Ablation studies reinforce that both segment-level propagation and the dynamic segmentation strategy (combining reverse KL triggering and entropy-based termination) are essential for achieving stable, fine-grained credit propagation. Using standard units (e.g., turns, tool invocations) or neglecting either segmentation cue results in degraded performance and less accurate credit localization.

Theoretical and Practical Implications

GEAR’s integration of self-distillation divergence and dynamic adaptive segmentation addresses key limitations of fixed-unit credit assignment and step-level reward dependence in RL for LLM agents. By using only ground-truth-conditioned self-reference and intrinsic uncertainty without external reward models or manual annotation, GEAR is applicable to a broad class of RL settings with outcome-only supervision. The approach reduces overfitting to in-domain trajectories and fosters transferability, as evidenced by robust cross-domain results.

Practically, this improves policy reliability, stability, and sample efficiency for LLM-based agents operating in multi-step, compositional environments. Theoretically, it foregrounds the value of leveraging intrinsic model signals for behavioral diagnostics and control, suggesting a broader research agenda around reference-guided, structure-adaptive RL for language agents.

Future Directions

GEAR’s design presumes availability of reliable ground-truth trajectories for constructing the teacher policy. Extension to open-ended environments (where ground truth is ambiguous or multiple valid behaviors exist) could employ proxy signals (e.g., ensemble verification, preference modeling) for reference construction. Broader application to multimodal agentic settings and scaling to more expressive trajectory structures are additional avenues.

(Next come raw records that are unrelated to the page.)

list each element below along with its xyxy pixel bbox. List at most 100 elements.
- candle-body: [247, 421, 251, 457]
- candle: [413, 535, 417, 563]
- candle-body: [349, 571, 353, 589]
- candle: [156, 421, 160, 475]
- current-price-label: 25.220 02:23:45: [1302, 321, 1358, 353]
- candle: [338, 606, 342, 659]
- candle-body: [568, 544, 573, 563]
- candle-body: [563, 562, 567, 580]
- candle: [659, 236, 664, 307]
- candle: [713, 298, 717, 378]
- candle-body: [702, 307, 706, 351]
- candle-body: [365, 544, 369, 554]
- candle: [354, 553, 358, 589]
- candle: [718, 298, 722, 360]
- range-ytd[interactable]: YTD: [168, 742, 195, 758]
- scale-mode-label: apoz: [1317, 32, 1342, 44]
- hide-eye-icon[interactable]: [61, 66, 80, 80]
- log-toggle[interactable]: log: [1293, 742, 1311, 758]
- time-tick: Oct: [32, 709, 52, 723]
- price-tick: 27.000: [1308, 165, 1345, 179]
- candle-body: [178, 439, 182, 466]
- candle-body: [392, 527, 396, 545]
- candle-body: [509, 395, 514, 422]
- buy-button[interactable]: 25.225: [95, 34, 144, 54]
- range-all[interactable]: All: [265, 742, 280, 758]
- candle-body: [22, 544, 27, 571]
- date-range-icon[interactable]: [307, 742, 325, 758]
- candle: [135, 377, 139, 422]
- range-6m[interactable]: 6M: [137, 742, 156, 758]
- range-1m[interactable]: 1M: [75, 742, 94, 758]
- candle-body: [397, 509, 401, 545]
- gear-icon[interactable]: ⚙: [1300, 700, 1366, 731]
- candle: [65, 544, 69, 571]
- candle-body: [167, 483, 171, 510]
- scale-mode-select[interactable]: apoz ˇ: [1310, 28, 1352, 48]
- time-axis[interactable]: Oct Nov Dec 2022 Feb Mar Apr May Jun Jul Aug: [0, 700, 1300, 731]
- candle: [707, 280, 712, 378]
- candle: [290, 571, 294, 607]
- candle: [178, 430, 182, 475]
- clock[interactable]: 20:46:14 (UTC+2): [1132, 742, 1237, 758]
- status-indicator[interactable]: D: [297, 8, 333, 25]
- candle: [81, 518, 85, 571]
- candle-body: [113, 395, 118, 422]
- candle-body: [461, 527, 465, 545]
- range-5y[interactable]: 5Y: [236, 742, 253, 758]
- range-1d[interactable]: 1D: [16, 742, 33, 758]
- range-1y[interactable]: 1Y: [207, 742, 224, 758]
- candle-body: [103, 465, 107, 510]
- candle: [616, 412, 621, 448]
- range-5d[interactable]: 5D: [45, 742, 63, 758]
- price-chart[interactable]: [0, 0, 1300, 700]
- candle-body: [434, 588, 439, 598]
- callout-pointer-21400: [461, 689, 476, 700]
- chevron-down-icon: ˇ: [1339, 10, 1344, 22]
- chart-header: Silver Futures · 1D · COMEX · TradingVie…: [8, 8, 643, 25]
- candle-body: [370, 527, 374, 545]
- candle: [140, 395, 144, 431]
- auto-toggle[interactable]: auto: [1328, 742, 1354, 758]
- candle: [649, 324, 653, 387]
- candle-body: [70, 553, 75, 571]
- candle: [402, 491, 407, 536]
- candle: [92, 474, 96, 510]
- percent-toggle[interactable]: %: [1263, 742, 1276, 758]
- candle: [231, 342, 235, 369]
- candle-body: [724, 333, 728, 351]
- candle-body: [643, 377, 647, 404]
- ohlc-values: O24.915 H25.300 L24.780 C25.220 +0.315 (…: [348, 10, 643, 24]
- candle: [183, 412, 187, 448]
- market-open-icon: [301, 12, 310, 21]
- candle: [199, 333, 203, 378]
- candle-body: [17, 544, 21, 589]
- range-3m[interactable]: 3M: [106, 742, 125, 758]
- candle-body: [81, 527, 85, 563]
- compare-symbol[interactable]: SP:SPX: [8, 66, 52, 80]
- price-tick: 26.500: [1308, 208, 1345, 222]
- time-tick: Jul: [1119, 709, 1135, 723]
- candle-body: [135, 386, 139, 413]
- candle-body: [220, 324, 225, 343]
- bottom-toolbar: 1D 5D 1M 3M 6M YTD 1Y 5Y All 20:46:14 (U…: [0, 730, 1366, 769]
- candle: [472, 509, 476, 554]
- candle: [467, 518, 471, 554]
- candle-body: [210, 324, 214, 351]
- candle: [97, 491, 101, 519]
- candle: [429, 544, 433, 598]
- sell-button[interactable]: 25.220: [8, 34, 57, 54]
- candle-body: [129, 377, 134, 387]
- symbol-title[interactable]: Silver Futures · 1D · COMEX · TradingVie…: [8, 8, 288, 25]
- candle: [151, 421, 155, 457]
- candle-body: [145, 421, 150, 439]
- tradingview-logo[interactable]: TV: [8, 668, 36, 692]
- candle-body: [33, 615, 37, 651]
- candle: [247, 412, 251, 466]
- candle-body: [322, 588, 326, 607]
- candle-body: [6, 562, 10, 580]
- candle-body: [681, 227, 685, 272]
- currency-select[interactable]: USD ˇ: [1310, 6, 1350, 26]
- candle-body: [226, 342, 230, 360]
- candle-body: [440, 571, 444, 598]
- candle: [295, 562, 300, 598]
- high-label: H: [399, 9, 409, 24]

Further, integrating GEAR’s adaptive advantage propagation with hierarchical or search-augmented policy architectures, and evaluating its interaction with more sophisticated exploration/exploitation schedules, would offer valuable insights.

Conclusion

GEAR introduces a principled, granularity-adaptive advantage reweighting procedure, leveraging reverse KL divergence and entropy-based segmentation anchored in self-distillation, to advance fine-grained credit assignment in RL for LLM agents. Empirical results validate that GEAR consistently outperforms both outcome-level and token/turn-level baselines, achieving strong improvements especially in long-horizon, challenging settings. The framework reduces the reliance on external/local reward models, facilitating scalable, robust RL fine-tuning for agentic LLM systems and motivating new directions in model-driven trajectory analysis and credit assignment (2605.11853).